Hem ODATV’ye iftiralar hem de ‘eski dönem’ bitti yaygaralarıyla ekranlarda festivaller düzenlediniz, manşetlerinizi bahçe çiçek dekorasyonu gibi özene özene yalanlarla hazırladınız?

Şimdi niye sustunuz..

Gerçeğin hiçbir önemi olmayan günler mi yaşıyoruz?

TÜBİTAK raporuna verilecek cevabınız yok mu? Aylarca manşetlerden suçladınız şimdi namusunuz ahlakınız kişiliğiniz ideolojiniz olan o manşetlere dönüp söyleyecek tek lafınız yok mu?

Güç kudret şüphesiz göz kamaştırıcıdır ancak taşınamazsa rezillik ve sonra kaos başlar..
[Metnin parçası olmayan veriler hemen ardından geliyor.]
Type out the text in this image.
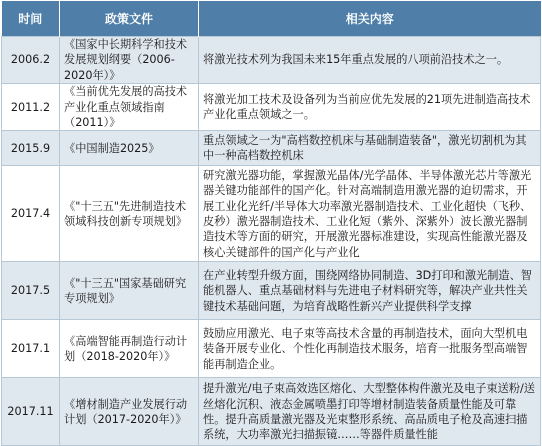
时间	政策文件	相关内容
2006.2	《国家中长期科学和技术发展规划纲要（2006-2020年）》	将激光技术列为我国未来15年重点发展的八项前沿技术之一。
2011.2	《当前优先发展的高技术产业化重点领域指南（2011）》	将激光加工技术及设备列为当前应优先发展的21项先进制造高技术产业化重点领域之一。
2015.9	《中国制造2025》	重点领域之一为"高档数控机床与基础制造装备"，激光切割机为其中一种高档数控机床
2017.4	《"十三五"先进制造技术领域科技创新专项规划》	研究激光器功能，掌握激光晶体/光学晶体、半导体激光芯片等激光器关键功能部件的国产化。针对高端制造用激光器的迫切需求，开展工业化光纤/半导体大功率激光器制造技术、工业化超快（飞秒、皮秒）激光器制造技术、工业化短（紫外、深紫外）波长激光器制造技术等方面的研究，开展激光器标准建设，实现高性能激光器及核心关键部件的国产化与产业化
2017.5	《"十三五"国家基础研究专项规划》	在产业转型升级方面，围绕网络协同制造、3D打印和激光制造、智能机器人、重点基础材料与先进电子材料研究等，解决产业共性关键技术基础问题，为培育战略性新兴产业提供科学支撑
2017.1	《高端智能再制造行动计划（2018-2020年）》	鼓励应用激光、电子束等高技术含量的再制造技术，面向大型机电装备开展专业化、个性化再制造技术服务，培育一批服务型高端智能再制造企业。
2017.11	《增材制造产业发展行动计划（2017-2020年）》	提升激光/电子束高效选区熔化、大型整体构件激光及电子束送粉/送丝熔化沉积、液态金属喷墨打印等增材制造装备质量性能及可靠性。提升高质量激光器及光束整形系统、高品质电子枪及高速扫描系统，大功率激光扫描振镜……等器件质量性能
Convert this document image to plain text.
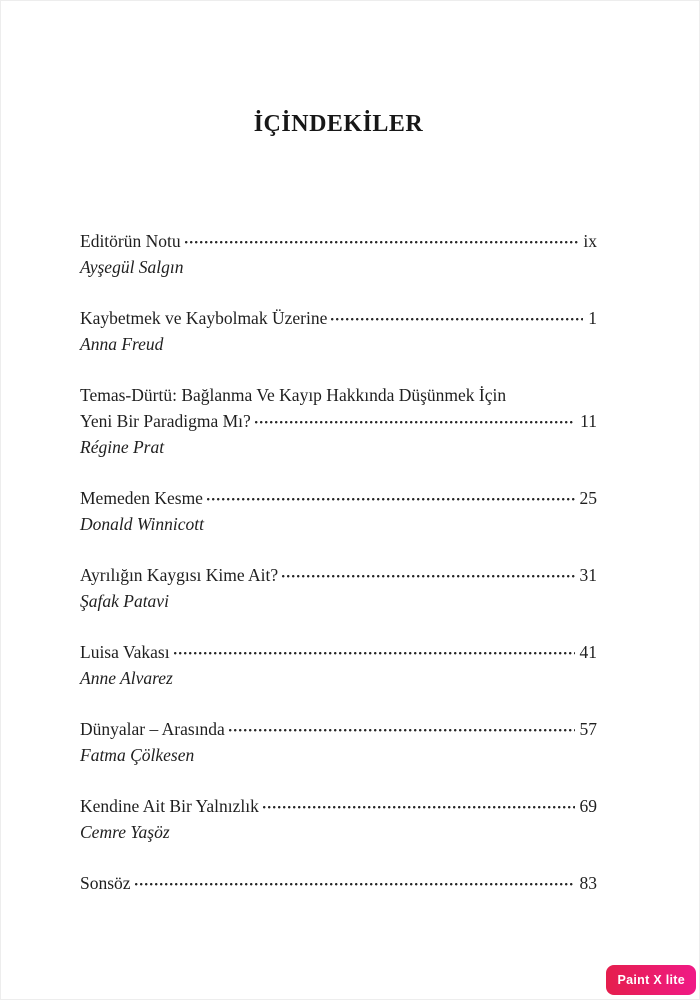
İÇİNDEKİLER
Editörün Notu	ix
Ayşegül Salgın
Kaybetmek ve Kaybolmak Üzerine	1
Anna Freud
Temas-Dürtü: Bağlanma Ve Kayıp Hakkında Düşünmek İçin
Yeni Bir Paradigma Mı?	11
Régine Prat
Memeden Kesme	25
Donald Winnicott
Ayrılığın Kaygısı Kime Ait?	31
Şafak Patavi
Luisa Vakası	41
Anne Alvarez
Dünyalar – Arasında	57
Fatma Çölkesen
Kendine Ait Bir Yalnızlık	69
Cemre Yaşöz
Sonsöz	83
Paint X lite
Eksozundan ateş fışkırtan yarış otomobilleri gibi aylarca ODATV’ye iftiralar atan yazarlar ekranlar gazeteler nerdesiniz? Ya bu TÜBİTAK raporuna cevabınızı verirsiniz ya da yemin olsun hepinizi afişe etmek rezil etmek insan içine çıkacak yüz bırakmamak boynumuzun borcu olsun..

TÜBİTAK raporu çıkalı kaç gün oldu, nerdesiniz?

Nerde olduğunuzu söyleyeyim Mustafa Karaalioğlu, savaşta batmanın sonu yoktur, ahlaksızlığın dibi yoktur..

Yalan iftira sizin ve İslamcılığınızın klasik değerlerinden oldu..

Ahlaksız bir güce iktidar verdiğinizde ilk işi ‘hukuk’u katletmek olur.. Her şeyi düzelteceğiz diye yola çıktılar, evet birkaç yıl içinde her şeyi düzelttiler, asma, kesme, yok etme, saptırma, ölçüsüzlük, gaddarlık, dışlamayla.. her şeyin ırzına geçtiler. Şimdi tertemiz suçsuz çocuklar Silivri zindanlarında..

Daha dün taksi durağında Star Gazetesi’ni gördüm, taksiciye bu gazeteyi kim satın alıyor dedim, ağbi, yanımızdaki ‘market’ her gün toptan alıp esnafa bedava dağıtıyor..

Bedava dağıtıldığı halde imkanlarına baktığınızda tirajı utanılacak kadar düşük..

Vicdansız ahlaksız iftiracı insanların gazetelerini niye alsınlar?

Siz oturun artık bir daha geri getirilemez Müslüman vicdanına ağlayın.. Siz oturun, göz boyayıcı tekniklerle gizlemeye çalıştığımız gaddarlığınızı sorgulayın..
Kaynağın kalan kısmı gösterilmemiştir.